Environmentalists have gone to court to stop the Trump administration to allow 3,500 new gas wells in southwestern Wyoming, contending the wells will interrupt an historic migration route for the Pronghorn antelope.
The area in question is also where antelope have historically traversed a 170-mile migration route every year for 6,000 years. Conservation groups filed a legal petition challenging the government’s plan, alleging the government approved the wells without properly analyzing the potential harm to pronghorn and other wildlife. Their challenge contends the wells would prevent access to winter ranges for the pronghorn.
Migration memory is passed from parent to offspring among ungulates, said the conservationist Linda Baker, the director of the Upper Green River Alliance. “If we cut off their migration route, that memory is lost and not likely to be regained in the life of a pronghorn. This area is a high cold desert, so they survive on sagebrush. If they can’t get to traditional winter ranges on these pathways, they won’t survive.”
The migrating animals belong to the the Sublette herd, which has already declined by 40% in the past decade. About 300 animals from this herd live in a summer range in Grand Teton national park in north-western Wyoming and travel the Path of the Pronghorn to their winter range in the Upper Green River Valley in south-east Wyoming.

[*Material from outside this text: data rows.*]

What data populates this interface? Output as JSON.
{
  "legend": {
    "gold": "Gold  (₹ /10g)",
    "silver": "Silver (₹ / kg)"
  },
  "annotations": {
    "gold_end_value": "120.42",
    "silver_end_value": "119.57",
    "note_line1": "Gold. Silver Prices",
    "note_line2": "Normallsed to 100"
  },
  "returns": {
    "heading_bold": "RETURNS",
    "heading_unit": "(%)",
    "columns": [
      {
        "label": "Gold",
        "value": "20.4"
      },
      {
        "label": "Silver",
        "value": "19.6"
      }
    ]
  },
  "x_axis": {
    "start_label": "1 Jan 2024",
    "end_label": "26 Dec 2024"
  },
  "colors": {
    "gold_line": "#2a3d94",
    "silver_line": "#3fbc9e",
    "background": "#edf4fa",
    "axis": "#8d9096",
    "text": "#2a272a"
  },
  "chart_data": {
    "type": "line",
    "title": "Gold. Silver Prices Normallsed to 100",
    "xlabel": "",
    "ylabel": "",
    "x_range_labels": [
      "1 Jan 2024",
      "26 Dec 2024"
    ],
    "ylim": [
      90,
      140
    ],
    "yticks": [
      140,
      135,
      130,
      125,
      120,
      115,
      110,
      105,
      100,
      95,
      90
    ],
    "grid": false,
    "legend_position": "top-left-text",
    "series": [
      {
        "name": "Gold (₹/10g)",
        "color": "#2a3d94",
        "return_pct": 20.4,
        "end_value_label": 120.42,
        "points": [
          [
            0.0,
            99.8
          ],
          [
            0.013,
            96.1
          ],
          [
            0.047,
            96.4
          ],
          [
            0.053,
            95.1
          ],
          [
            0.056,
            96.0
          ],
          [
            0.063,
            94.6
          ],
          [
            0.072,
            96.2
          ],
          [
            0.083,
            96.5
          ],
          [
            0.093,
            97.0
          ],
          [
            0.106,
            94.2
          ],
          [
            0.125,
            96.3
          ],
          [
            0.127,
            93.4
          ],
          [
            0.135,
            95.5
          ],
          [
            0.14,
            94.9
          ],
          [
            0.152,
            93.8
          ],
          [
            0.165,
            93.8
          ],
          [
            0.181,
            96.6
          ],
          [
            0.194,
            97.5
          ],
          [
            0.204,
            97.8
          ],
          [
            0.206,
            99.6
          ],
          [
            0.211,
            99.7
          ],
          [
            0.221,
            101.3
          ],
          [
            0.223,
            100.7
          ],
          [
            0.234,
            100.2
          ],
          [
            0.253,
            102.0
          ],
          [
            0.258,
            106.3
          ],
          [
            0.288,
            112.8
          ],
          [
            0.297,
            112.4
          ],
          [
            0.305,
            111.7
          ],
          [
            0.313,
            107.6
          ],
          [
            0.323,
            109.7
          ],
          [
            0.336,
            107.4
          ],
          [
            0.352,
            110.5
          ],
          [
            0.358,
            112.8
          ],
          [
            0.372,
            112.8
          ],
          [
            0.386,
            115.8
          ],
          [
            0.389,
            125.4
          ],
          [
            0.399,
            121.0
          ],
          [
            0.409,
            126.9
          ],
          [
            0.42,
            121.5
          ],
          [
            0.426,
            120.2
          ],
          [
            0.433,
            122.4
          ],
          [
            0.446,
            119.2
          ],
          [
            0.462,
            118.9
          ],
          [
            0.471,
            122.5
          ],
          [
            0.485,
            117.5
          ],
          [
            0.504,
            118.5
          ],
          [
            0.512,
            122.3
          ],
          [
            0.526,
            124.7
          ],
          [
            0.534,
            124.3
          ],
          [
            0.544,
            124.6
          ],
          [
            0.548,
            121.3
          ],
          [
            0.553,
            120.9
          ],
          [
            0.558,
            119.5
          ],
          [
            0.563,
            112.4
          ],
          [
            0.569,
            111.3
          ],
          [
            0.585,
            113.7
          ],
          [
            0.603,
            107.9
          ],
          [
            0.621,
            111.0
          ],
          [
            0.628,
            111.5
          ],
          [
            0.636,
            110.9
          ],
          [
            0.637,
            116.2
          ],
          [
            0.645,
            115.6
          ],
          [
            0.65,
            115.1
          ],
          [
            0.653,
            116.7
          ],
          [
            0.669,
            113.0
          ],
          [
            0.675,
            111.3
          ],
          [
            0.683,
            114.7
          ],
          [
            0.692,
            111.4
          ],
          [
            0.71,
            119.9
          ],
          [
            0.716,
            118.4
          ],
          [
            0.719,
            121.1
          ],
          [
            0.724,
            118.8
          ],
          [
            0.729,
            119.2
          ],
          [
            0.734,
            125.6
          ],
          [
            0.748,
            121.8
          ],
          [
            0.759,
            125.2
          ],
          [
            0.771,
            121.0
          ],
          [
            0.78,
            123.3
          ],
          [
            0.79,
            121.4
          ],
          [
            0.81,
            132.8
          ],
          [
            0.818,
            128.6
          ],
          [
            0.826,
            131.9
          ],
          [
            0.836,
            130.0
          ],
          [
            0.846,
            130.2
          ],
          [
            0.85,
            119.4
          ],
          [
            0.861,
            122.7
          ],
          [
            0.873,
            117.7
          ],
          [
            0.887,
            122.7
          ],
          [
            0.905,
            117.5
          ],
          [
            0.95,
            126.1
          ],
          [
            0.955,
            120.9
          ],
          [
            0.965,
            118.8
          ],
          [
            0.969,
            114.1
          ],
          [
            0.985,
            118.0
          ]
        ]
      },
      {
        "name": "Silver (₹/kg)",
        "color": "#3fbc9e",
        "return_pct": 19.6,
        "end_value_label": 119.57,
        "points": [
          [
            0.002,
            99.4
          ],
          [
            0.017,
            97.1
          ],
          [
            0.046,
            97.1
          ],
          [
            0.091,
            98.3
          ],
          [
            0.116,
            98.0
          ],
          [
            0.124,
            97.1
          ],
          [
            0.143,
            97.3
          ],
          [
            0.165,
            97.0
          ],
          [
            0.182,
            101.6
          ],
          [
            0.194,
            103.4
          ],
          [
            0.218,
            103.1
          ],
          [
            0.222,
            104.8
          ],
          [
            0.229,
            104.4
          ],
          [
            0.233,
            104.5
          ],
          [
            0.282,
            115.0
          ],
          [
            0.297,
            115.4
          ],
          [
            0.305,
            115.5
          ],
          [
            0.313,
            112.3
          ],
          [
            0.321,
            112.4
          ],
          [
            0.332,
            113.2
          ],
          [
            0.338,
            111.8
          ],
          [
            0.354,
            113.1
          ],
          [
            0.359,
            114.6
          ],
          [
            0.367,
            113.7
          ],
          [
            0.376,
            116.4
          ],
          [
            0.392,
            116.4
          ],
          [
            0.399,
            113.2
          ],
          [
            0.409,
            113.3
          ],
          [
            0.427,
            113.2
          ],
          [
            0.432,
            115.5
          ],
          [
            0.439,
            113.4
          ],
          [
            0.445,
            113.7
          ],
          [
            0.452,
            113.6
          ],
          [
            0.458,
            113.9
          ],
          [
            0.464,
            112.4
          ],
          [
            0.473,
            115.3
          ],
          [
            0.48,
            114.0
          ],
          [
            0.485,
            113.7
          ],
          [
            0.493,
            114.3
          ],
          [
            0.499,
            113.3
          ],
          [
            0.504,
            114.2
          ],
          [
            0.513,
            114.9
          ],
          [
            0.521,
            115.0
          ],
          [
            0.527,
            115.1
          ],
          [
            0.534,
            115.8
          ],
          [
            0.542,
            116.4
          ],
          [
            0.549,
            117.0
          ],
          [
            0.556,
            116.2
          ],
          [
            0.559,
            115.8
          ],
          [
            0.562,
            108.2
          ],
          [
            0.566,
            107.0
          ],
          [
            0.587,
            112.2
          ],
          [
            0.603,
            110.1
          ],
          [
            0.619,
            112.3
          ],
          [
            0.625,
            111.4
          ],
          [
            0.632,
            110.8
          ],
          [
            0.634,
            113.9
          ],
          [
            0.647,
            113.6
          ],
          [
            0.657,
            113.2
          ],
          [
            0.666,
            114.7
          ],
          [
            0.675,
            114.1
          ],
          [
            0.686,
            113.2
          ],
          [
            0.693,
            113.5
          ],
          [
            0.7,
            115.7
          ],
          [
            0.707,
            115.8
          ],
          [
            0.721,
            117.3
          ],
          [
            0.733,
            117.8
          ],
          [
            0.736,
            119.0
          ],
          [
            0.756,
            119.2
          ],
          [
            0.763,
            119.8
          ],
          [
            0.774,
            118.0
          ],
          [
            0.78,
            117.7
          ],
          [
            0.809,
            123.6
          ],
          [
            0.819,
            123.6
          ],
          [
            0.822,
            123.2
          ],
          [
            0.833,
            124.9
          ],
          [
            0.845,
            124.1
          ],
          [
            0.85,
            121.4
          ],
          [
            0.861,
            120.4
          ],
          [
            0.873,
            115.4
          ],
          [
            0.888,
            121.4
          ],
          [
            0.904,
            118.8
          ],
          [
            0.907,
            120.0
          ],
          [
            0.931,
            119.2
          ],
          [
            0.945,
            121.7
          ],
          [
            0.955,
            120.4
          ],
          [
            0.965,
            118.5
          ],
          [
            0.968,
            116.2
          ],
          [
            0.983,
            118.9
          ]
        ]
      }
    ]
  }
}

But pronghorn also exist in Oklahoma, especially in the Panhandle and the western part of the state.
The northern portion of their route is protected as the nation’s first national pronghorn migration corridor. Oil and gas leasing and development is closed, wildlife overpasses and underpasses have been installed along major roadways, and millions of dollars in wildlife-friendly fencing have replaced barbed wire fences that prevented pronghorn passage.
But the southern portion, where the Bureau of Land Management (BLM) permitted Jonah Energy to build the 3,500 new wells, enjoys no such protection. In fact, the migration corridor on this end has already been narrowed by two existing neighboring gasfields.
Studies show pronghorn do not deviate from their ancient routes, so blocking access to these southerly habitats might destroy the park’s entire pronghorn herd and further reduce the Sublette pronghorn population.
“We’re very concerned about what this could do for the pronghorn of Grand Teton national park,” said Kelly Fuller, the energy and mining campaign director at Western Watersheds Project. “BLM never analyzed these impacts, even though they knew this could happen. They never analyzed what would happen to the park if it lost its pronghorn, or what would happen to communities that promote pronghorn migration for tourism.”
The BLM is currently reviewing the legal petition, but it told the Guardian that it believed the energy permits complied with rules regulating wildlife and conservation.
“If this corridor is destroyed by natural gasfields, the people that come to Grand Teton to see these amazing animals will no longer be able to see them,” said Baker. “It’s just not acceptable to let a beautiful species like this go extinct in one of our most iconic national parks.”